A notable concern in project planning is that the traditional methods tend to be insufficient, especially when project deliverables are subject to changing requirements. Similarly, the methods can register insufficiency in instances involving continuous input from the project client. Pinto (2019) provides some essential insights into why these methods are unreliable.
Pinto (2019) purports that the traditional methods are ineffective because of the unpredictable environment. Accordingly, such concerns as changes in customers’ taste, disruptive technologies, and complex development processes are typical in modern-modelled projects (Pinto, 2019). Consequently, these factors tend to be incompatible with such project deliverables and likely to result in the derailing of the project.

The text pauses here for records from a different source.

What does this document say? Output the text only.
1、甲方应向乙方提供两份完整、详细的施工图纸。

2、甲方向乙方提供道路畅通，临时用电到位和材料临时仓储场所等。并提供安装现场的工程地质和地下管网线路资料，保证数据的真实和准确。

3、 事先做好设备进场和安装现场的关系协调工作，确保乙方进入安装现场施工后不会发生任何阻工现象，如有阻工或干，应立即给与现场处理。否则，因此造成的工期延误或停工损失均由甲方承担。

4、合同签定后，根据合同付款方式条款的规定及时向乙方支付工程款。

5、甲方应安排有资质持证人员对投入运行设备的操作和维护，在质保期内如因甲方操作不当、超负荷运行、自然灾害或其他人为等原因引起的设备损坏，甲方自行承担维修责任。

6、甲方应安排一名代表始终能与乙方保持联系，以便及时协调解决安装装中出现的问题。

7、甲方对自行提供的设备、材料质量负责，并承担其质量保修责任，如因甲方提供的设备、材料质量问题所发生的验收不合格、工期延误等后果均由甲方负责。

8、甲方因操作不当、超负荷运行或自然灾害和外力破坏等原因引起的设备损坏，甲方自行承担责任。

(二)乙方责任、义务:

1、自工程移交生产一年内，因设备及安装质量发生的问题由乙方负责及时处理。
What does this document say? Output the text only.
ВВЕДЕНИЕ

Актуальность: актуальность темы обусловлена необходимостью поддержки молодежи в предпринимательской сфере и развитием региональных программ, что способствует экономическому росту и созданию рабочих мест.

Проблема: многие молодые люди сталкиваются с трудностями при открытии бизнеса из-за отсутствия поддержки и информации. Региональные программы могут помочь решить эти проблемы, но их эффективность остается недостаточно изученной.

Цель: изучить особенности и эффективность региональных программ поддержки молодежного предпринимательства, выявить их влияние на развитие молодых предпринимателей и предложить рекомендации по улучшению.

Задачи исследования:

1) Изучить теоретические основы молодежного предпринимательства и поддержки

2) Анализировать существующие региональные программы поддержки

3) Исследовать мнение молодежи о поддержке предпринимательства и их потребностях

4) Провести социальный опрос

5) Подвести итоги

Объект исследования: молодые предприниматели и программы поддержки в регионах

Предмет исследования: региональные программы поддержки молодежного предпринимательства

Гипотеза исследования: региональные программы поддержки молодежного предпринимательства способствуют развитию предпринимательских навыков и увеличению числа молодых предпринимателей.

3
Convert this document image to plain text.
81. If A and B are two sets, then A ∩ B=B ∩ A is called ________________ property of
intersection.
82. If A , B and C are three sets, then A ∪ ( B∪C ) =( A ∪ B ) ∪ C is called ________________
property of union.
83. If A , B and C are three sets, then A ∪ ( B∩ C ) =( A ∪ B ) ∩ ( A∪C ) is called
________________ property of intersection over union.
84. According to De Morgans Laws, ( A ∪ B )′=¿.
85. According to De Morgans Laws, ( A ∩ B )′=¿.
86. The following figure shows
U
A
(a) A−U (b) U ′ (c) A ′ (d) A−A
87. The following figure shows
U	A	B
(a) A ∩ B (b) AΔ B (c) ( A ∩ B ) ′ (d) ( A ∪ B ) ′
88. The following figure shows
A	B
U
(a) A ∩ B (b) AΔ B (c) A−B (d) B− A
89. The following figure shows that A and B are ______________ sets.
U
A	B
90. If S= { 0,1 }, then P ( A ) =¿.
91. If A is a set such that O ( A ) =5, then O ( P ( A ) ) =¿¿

Another concern attributed to the traditional project method regards the planning approach. Based on the problems associated with this area, the traditional planning method tends to incorporate assumptions of stability and predictable development into projects. Based on such assumptions, innovative techniques like Agile took shape (Pinto, 2019). Unlike the traditional model, Agile is practical because it does not assume that project conceptualization and specifications can just be executed based on the original plan. Instead, the model allows for some flexibility in considering the changes that can transpire as the project takes shape.
Based on the concerns raised, the traditional project planning methods entails significant incompatibilities that do not align with continuous input from clients. The unpredictable environment and customer taste dynamics will likely interrupt the scope and project timeframe. At the same time, the traditional planning technique work based on assumptions, which are ineffective as they do not give room to possible changes that may arise from the client’s input. Compared to modern models such as Agile, they lack some essential risk management aspects, rendering them ineffective.
Pinto, J. (2019). Project Management: Achieving competitive advantage. Pearson.